With a reckless pride that would not own my fears, even though death hung on my footsteps, I answered with a scornful laugh,
"Your own fears, and not mine, counsel you to such a proceeding."
"Say you so," says he, "then we will hold on until we cross the lake;" and with a shout he pressed forward; bending my head to the blast, I followed.
I had often heard of the suddenness with which Lake St. Clair cast off its winter covering, when visited by a southern breeze; and whether the heat of my excitement, or an actual moderation of cold in the wind sweeping over us was the fact, I am unable to determine, but I fancied its puff upon my cheek had grown soft and balmy in its character; a few drops of rain accompanied it, borne along as forerunners of a storm. While we thus journeyed, a sound like the reverberation of distant thunder again smote upon our ears, and shook the ice beneath our feet. We suddenly halted.
"There is no mistaking that," said Victor. "The ice is breaking up—we will pursue this folly no further."
He had scarcely ceased speaking, when a report, like that of cannon, was heard in our immediate neighborhood, and a wide crevice opened at our very feet, through which the agitated waters underneath bubbled up. We leaped it, and rushed forward.
"Haste!" cried my companion, "there is sufficient time for us yet to reach the shore before the surface moves."
"Time, for us, Victor," replied I, "is near an end—if we ever reach the shore, it will be floating lifeless amid the ice."
"Courage," says he, "do not despond;" and seizing my arm, we moved with speed in the direction where lights streamed from the gay and pleasant mansion which we had so madly left. Ah, how with mingled hope and fear our hearts beats, as with straining eyes we looked toward that beacon. In an instant, even as we sped along, the ice opened again before us, and ere I could check my impetus, I was, with the lantern in my hand, plunged within the flood. My companion retained his hold of me, and with herculean strength he dragged me from the dark tide upon the frail floor over which we had been speeding. In the struggle, the lantern fell from my grasp, and sunk within the whirling waters.

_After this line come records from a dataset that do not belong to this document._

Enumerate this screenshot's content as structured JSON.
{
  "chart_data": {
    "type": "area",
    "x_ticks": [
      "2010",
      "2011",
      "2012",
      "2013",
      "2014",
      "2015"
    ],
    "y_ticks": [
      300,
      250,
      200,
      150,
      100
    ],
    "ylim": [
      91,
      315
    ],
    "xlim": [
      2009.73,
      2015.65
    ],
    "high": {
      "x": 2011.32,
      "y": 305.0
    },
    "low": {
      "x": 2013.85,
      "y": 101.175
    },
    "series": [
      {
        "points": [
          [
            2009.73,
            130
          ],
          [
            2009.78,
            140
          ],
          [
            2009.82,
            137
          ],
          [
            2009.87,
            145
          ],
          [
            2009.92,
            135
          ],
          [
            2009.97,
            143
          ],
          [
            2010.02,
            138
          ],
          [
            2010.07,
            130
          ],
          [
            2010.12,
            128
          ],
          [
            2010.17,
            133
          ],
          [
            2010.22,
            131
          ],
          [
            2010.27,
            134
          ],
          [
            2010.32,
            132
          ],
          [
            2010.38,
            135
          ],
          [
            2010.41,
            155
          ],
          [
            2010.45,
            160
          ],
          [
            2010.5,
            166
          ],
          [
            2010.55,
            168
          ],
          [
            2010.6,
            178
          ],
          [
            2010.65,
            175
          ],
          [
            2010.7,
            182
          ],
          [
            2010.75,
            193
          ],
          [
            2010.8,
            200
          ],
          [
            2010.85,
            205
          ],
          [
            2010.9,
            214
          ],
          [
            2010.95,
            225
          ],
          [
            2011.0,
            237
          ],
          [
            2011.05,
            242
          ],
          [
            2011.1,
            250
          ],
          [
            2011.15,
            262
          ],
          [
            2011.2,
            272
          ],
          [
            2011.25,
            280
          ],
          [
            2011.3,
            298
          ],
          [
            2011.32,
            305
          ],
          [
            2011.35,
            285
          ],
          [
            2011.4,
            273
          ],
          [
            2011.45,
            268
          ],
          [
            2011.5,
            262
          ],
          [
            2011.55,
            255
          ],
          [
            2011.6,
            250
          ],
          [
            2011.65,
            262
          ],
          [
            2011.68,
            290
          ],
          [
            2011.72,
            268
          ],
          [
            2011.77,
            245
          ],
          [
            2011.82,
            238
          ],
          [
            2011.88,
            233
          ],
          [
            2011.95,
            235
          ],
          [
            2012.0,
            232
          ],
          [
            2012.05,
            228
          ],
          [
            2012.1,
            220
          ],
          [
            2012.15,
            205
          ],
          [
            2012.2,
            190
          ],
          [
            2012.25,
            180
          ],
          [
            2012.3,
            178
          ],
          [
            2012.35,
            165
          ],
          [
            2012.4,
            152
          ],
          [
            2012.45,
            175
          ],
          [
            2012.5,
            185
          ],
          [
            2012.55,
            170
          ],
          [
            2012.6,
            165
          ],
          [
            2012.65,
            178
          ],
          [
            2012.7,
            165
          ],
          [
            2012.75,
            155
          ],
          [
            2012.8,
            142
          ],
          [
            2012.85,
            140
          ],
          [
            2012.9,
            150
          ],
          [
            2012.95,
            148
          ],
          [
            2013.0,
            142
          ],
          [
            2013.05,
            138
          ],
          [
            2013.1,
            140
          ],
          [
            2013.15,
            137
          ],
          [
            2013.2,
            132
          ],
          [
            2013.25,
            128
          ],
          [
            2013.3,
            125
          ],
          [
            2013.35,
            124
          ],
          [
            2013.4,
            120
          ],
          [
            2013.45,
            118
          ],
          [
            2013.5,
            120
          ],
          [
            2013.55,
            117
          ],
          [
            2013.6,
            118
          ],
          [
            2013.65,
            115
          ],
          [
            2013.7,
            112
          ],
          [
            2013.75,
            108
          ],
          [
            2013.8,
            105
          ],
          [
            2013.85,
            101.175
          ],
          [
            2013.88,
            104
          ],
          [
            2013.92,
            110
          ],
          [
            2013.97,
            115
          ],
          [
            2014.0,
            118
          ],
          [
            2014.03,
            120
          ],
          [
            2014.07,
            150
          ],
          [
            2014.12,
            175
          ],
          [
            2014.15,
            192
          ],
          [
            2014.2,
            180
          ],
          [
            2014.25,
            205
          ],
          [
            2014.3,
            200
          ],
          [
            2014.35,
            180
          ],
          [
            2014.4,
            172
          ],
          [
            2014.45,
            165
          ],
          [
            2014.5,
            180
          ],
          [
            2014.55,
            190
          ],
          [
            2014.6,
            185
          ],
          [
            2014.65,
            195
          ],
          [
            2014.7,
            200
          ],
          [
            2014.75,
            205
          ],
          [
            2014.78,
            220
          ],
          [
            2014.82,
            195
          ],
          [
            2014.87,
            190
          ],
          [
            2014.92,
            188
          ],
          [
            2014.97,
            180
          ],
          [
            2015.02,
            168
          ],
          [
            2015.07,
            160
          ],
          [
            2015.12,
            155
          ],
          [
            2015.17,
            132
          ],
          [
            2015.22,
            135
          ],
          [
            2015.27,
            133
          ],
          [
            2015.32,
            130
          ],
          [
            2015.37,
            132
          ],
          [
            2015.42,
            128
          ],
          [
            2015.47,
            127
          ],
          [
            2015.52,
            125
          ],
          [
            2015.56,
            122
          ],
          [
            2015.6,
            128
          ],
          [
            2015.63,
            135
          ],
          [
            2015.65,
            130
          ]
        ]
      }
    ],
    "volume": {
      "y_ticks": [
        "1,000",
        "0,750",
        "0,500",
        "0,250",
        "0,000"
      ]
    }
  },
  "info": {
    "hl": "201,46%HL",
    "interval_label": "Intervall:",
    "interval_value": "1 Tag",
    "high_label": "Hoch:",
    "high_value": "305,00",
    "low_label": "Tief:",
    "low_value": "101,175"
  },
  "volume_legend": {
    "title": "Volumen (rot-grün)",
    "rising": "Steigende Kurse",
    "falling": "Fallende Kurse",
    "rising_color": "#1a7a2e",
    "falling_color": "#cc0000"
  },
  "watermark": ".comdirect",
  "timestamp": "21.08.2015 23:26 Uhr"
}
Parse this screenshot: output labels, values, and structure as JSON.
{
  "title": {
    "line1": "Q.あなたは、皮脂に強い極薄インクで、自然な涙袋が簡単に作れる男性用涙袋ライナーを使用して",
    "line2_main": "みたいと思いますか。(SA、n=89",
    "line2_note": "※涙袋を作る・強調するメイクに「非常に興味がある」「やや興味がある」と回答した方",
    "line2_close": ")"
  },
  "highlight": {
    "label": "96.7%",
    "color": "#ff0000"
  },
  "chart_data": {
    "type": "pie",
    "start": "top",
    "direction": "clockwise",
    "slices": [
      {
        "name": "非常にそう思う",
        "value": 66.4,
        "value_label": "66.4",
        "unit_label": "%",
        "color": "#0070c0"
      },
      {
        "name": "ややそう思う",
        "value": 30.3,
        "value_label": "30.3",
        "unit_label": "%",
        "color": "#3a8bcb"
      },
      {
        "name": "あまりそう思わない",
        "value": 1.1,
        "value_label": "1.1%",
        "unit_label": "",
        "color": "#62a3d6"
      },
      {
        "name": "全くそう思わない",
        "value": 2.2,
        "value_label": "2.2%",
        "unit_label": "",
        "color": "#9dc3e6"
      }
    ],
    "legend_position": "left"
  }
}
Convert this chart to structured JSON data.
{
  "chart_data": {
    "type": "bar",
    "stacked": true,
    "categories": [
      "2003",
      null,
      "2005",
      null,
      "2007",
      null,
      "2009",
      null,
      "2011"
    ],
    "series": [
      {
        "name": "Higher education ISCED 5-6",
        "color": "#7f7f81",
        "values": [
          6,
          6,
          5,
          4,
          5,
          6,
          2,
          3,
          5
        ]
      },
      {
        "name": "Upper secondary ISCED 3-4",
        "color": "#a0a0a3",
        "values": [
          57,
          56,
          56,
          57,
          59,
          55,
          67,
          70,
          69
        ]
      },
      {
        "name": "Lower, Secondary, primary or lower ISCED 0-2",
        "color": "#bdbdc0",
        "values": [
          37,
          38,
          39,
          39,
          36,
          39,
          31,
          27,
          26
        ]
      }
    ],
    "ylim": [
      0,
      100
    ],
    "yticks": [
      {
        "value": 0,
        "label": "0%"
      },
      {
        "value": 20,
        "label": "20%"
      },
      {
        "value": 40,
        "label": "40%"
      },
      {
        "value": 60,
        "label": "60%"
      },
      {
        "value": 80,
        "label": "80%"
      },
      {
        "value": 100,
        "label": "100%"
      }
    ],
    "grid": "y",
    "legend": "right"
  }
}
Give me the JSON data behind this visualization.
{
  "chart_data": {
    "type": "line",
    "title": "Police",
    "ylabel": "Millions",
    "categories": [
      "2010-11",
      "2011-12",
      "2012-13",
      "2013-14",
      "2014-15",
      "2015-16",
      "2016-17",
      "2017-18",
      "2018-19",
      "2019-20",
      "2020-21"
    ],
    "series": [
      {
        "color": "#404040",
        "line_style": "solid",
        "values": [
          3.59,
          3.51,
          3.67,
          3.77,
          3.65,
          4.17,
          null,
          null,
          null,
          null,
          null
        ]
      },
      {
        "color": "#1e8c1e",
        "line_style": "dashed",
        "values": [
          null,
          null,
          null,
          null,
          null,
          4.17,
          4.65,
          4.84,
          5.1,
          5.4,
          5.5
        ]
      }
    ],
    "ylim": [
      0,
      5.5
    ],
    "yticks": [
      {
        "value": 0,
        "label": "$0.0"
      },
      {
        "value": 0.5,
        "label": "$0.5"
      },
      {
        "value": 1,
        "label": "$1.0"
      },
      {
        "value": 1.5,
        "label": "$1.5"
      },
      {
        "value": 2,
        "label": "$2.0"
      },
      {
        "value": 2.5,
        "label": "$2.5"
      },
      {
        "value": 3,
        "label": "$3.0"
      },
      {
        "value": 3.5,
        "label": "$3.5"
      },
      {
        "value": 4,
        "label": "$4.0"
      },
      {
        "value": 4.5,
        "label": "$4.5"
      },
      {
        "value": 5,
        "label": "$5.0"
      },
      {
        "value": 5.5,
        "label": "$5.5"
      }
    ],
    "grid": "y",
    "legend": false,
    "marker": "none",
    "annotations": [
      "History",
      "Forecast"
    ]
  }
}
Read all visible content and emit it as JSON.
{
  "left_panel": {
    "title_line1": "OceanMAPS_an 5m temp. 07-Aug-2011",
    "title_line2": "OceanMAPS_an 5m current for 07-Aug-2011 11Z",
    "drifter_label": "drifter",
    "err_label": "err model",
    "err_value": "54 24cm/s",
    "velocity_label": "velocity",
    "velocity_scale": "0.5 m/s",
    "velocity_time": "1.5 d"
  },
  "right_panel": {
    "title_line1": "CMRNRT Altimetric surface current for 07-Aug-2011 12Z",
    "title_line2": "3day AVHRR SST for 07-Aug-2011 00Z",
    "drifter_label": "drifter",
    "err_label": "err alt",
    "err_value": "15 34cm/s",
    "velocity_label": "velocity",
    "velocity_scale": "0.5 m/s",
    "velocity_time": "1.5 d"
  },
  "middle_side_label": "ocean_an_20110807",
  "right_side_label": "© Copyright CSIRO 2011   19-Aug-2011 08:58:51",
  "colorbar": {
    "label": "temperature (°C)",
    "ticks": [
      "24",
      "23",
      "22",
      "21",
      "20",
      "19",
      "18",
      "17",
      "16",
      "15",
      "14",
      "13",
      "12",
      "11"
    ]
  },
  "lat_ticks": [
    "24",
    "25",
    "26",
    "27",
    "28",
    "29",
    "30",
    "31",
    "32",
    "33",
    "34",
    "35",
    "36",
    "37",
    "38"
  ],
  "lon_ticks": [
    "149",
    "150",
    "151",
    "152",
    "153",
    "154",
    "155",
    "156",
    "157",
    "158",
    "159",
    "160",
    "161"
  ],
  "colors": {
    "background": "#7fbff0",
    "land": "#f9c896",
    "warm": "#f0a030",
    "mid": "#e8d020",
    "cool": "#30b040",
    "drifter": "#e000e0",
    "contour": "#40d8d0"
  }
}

"Great God!" exclaimed Victor, "the field we stand upon is moving!"—and so it was. The mass closed up the gap into which I had fallen; and we could hear the edges which formed the brink of the chasm, crushing and crumbling as they moved together in the conflict. We stood breathlessly clinging to each other, listening to the mad fury of the wind, and the awful roar of the ice which broke and surged around us. The wind moaned by us and above our heads like the wail of nature in an agony, while mingling with its voice could be distinctly heard the ominous reverberations which proclaimed a general breaking up of the whole surface of the lake. The wind and current were both driving the ice toward the Detroit river, and we could see by the lights on the shore that we were rapidly passing in that direction. A dark line, scarcely discernible, revealed where the distant shore narrowed into the straight; but the hope of ever reaching it died within me, as our small platform rose and sunk on the troubled waves.